Italian shares fell as much as 2 percent at the start of the trading on Monday, but regained their poise as investors look beyond the political risk of the referendum vote.
Most investors aren't expecting that the resignation of the Italian Prime Minister Matteo Renzi will lead to an early snap election and have shifted their main focus to the upcoming European Central Bank meeting.
"Investors are mindful that the market reaction after a number of political surprises this year, notably the Brexit vote and the US election, has been short-lived," Seamus Mac Gorain, portfolio manager at JP Morgan Asset Management, told CNBC via email. "Thus far market reaction has been generally calm and relatively marginal, as much of this had been priced in."
Prime Minister Matteo Renzi is handing in his resignation letter on Monday after losing a referendum to reform the constitution. Investors will be looking for signs of an early election but their attention is now on remarks by President Mario Draghi of the European Central Bank this Thursday, Andy Chaytor, head of European interest rates at Nomura, said over the phone.
Italian banks led the losses during Monday's early session, but most of their shares have returned to positive territory.

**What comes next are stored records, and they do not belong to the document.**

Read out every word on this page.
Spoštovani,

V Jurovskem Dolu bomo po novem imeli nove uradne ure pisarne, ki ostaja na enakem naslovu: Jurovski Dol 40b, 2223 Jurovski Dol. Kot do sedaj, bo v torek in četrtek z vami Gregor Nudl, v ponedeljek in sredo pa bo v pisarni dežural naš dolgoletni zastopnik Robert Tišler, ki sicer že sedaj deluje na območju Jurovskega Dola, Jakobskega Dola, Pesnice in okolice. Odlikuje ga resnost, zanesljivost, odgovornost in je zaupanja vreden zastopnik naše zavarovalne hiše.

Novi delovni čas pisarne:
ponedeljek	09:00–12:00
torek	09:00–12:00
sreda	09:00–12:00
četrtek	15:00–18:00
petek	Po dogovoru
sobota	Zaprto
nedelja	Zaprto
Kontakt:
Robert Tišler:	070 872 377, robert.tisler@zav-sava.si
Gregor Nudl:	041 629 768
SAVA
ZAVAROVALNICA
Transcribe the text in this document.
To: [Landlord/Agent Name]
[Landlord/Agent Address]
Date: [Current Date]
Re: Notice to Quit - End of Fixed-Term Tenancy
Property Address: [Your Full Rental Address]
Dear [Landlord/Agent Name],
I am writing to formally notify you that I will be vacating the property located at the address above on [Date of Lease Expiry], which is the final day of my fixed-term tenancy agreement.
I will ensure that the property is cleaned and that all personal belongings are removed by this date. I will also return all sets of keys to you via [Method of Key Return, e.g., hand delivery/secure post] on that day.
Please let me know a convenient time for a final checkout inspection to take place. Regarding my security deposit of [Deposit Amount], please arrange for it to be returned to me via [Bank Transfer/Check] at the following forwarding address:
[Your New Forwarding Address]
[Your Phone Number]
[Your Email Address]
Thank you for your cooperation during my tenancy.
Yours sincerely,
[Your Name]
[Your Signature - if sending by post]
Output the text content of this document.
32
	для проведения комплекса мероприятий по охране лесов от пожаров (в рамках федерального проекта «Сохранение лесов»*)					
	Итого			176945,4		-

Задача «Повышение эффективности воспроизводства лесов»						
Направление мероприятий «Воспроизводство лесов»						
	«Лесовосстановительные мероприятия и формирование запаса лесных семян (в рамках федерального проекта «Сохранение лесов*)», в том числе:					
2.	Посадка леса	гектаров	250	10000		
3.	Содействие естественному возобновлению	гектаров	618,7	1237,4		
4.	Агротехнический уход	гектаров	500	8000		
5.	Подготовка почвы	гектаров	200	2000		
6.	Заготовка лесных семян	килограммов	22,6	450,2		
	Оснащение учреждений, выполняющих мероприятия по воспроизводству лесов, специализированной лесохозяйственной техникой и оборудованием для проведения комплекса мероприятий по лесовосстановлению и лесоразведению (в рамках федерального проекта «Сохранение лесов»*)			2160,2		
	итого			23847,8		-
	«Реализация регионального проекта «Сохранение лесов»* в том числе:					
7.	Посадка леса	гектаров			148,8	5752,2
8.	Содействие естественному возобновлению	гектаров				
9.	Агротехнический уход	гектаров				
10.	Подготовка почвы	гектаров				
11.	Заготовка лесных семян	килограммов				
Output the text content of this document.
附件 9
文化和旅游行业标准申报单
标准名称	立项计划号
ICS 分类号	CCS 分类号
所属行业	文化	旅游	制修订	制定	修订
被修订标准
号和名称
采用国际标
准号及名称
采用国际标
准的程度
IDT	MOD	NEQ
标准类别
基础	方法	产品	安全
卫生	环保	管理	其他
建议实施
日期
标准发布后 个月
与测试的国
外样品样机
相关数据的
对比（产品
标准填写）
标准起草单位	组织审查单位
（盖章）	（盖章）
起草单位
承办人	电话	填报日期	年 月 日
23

However, Unicredit, which saw its shares falling as much as 6 percent on Monday morning, is the worst performer among European banks. The Italian bank announced it is working on a deal with France's Amundi to sell its asset management arm for 3 billion euros ($3.19 billion).
"Unicredit was down initially for two reasons, firstly because it's an Italian bank and that was the default move early on. Secondly we are awaiting an announcement of the company's strategic plan that is due on Dec. 13. The Amundi move is seen as part of this overall plan and could indicate that we are looking towards a restructuring and cost cutting plan," James Hughes, chief market analyst at the online broker GKFX, told CNBC via email.
Shares of Banca Pop Milano, Banco Popolare and Intensa Sanpaolo were also trading in the red.
The troubled Monte dei Paschi di Siena has wiped out some earlier losses as investors seem less concerned that the outcome of the No vote will prevent the bank's recapitalization to proceed. There have been market fears that political instability in Italy could affect plans to make the Italian banking system more solid, creating risks for the wider euro zone.
"I think the feeling with BMPS is that aid is still coming despite what has happened here. It looks more likely every day that they will need it and I think the NO vote hasn't changed that feeling," Hughes added.